The Gambling Related Harm All-Party Parliamentary Group (APPG) has launched a new inquiry into the harms caused by online gaming, with a view on identifying the best remedies and recommendations to tackle the issue.

The parliamentary group will examine the full impact of online gambling, the addictive nature of some products in this market and their effect on vulnerable people, including children.

In addition, the inquiry will explore the effectiveness of various age and identity verification mechanisms that are currently in place with igaming operators, as well as self-exclusion schemes and provisions for problem and at-risk gamblers.

As part of the study, the APPG is now inviting the public, organisations, industry bodies and academics to submit written evidence until March 14. The group will also hold a series of oral evidence sessions from next month in order to capture more opinion from the market.
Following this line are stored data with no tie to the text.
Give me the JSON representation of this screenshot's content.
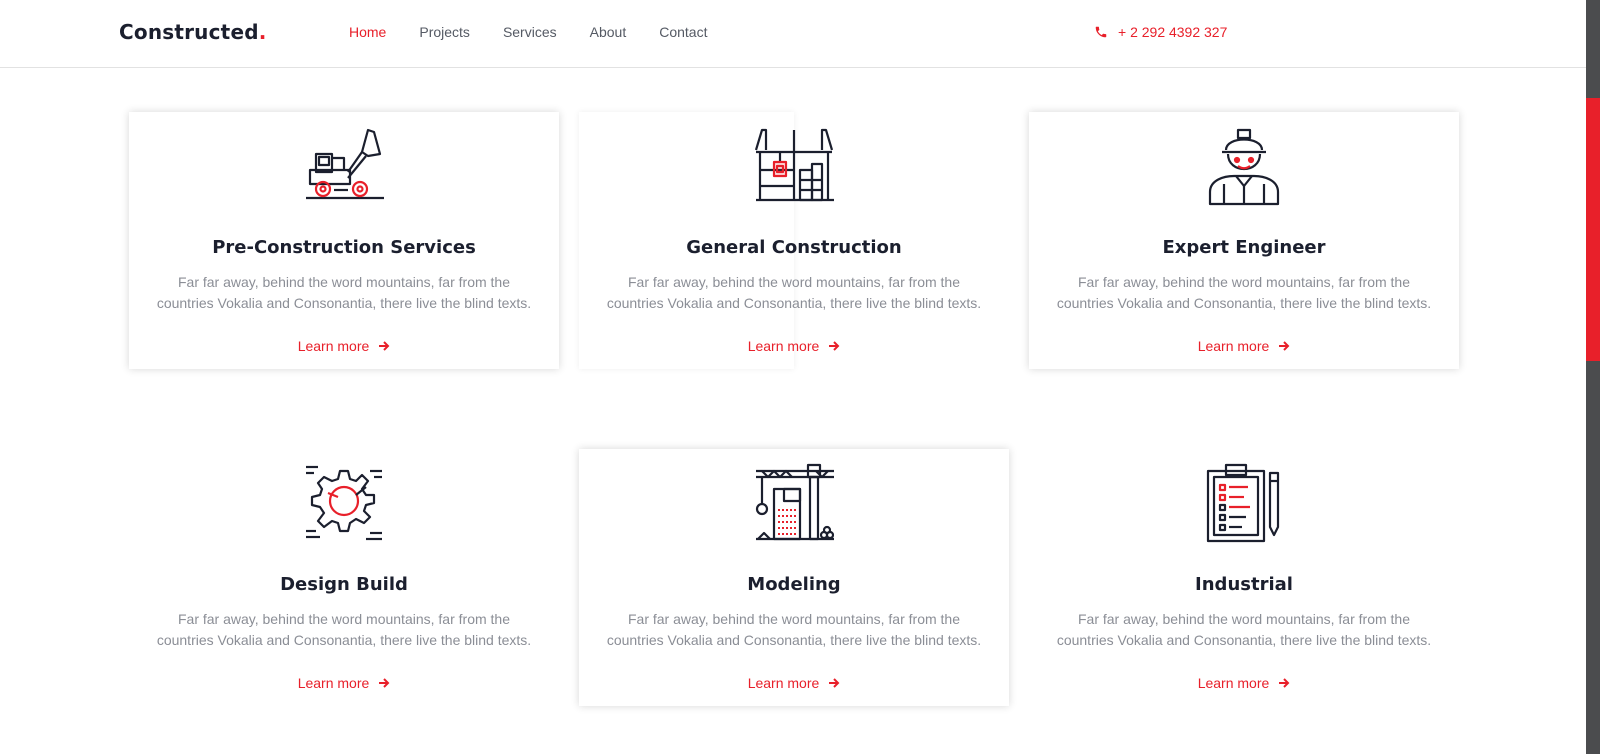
{
  "header": {
    "brand": "Constructed",
    "brand_dot": ".",
    "nav": [
      "Home",
      "Projects",
      "Services",
      "About",
      "Contact"
    ],
    "active_nav": "Home",
    "phone": "+ 2 292 4392 327"
  },
  "colors": {
    "accent": "#e8202a",
    "dark": "#1b1f2e",
    "muted_text": "#8b8e96",
    "scrollbar": "#4b4c4e"
  },
  "services": [
    {
      "title": "Pre-Construction Services",
      "description": "Far far away, behind the word mountains, far from the countries Vokalia and Consonantia, there live the blind texts.",
      "link": "Learn more",
      "icon": "bulldozer-icon"
    },
    {
      "title": "General Construction",
      "description": "Far far away, behind the word mountains, far from the countries Vokalia and Consonantia, there live the blind texts.",
      "link": "Learn more",
      "icon": "crane-building-icon"
    },
    {
      "title": "Expert Engineer",
      "description": "Far far away, behind the word mountains, far from the countries Vokalia and Consonantia, there live the blind texts.",
      "link": "Learn more",
      "icon": "engineer-icon"
    },
    {
      "title": "Design Build",
      "description": "Far far away, behind the word mountains, far from the countries Vokalia and Consonantia, there live the blind texts.",
      "link": "Learn more",
      "icon": "gear-icon"
    },
    {
      "title": "Modeling",
      "description": "Far far away, behind the word mountains, far from the countries Vokalia and Consonantia, there live the blind texts.",
      "link": "Learn more",
      "icon": "tower-crane-icon"
    },
    {
      "title": "Industrial",
      "description": "Far far away, behind the word mountains, far from the countries Vokalia and Consonantia, there live the blind texts.",
      "link": "Learn more",
      "icon": "clipboard-icon"
    }
  ]
}
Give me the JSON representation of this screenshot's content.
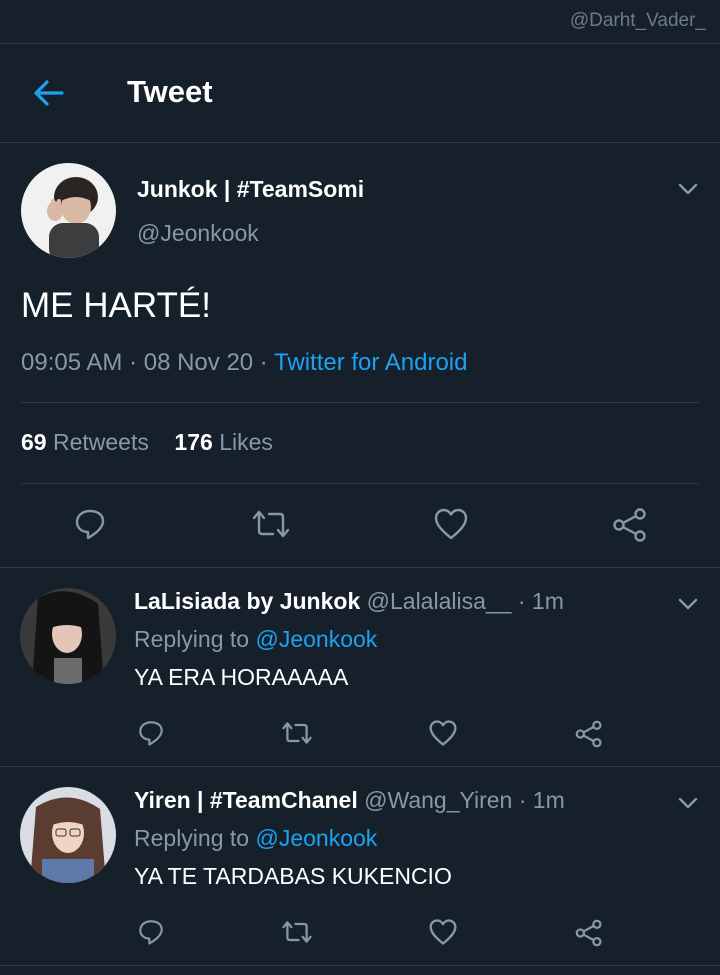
{
  "watermark": "@Darht_Vader_",
  "header": {
    "title": "Tweet",
    "back_icon": "arrow-left-icon"
  },
  "accent_color": "#1da1f2",
  "main_tweet": {
    "author_name": "Junkok | #TeamSomi",
    "author_handle": "@Jeonkook",
    "text": "ME HARTÉ!",
    "time": "09:05 AM",
    "date": "08 Nov 20",
    "source": "Twitter for Android",
    "retweets_count": "69",
    "retweets_label": "Retweets",
    "likes_count": "176",
    "likes_label": "Likes",
    "actions": [
      "reply-icon",
      "retweet-icon",
      "like-icon",
      "share-icon"
    ]
  },
  "replies": [
    {
      "author_name": "LaLisiada by Junkok",
      "author_handle": "@Lalalalisa__",
      "time_ago": "1m",
      "replying_prefix": "Replying to",
      "replying_to": "@Jeonkook",
      "text": "YA ERA HORAAAAA"
    },
    {
      "author_name": "Yiren | #TeamChanel",
      "author_handle": "@Wang_Yiren",
      "time_ago": "1m",
      "replying_prefix": "Replying to",
      "replying_to": "@Jeonkook",
      "text": "YA TE TARDABAS KUKENCIO"
    }
  ]
}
“According to recent reports of British gambling behaviour, the prevalence of problem gambling among those who gamble online is similar to those who played FOBTs. Naturally, following our successful campaign to reduce the harm caused by FOBTs, online gambling became the next area of serious concern," group chair and Labour Member of Parliament (MP) for Swansea East Carolyn Harris explained. “Our group has received numerous correspondence from individuals and families harmed by online gambling and has already been informed about the ploy by bookmakers to lure would-be FOBT players online.

“We are deeply concerned about the harms caused by online gambling and particularly the impact and harm of online gambling on children," Harris said. “Following this inquiry, we will be setting out a number of policy changes and recommendations to tackle this issue.”

The new Gambling Related Harm APPG was formed last month after the existing Fixed Odds Betting Terminals APPG opted to expand its reach and focus in order to tackle a wider range of issues linked to gambling. The group had successfully campaigned for the maximum stake on FOBTs to be lowered from £100 to £2.

Labour MP Harris retained her role as group chair, with support from vice-chairs Iain Duncan Smith MP of the Conservatives, the Scottish National Party's Ronnie Cowan MP, Conservative peer Lord Chadlington and Democratic Unionist Party MP Jim Shannon.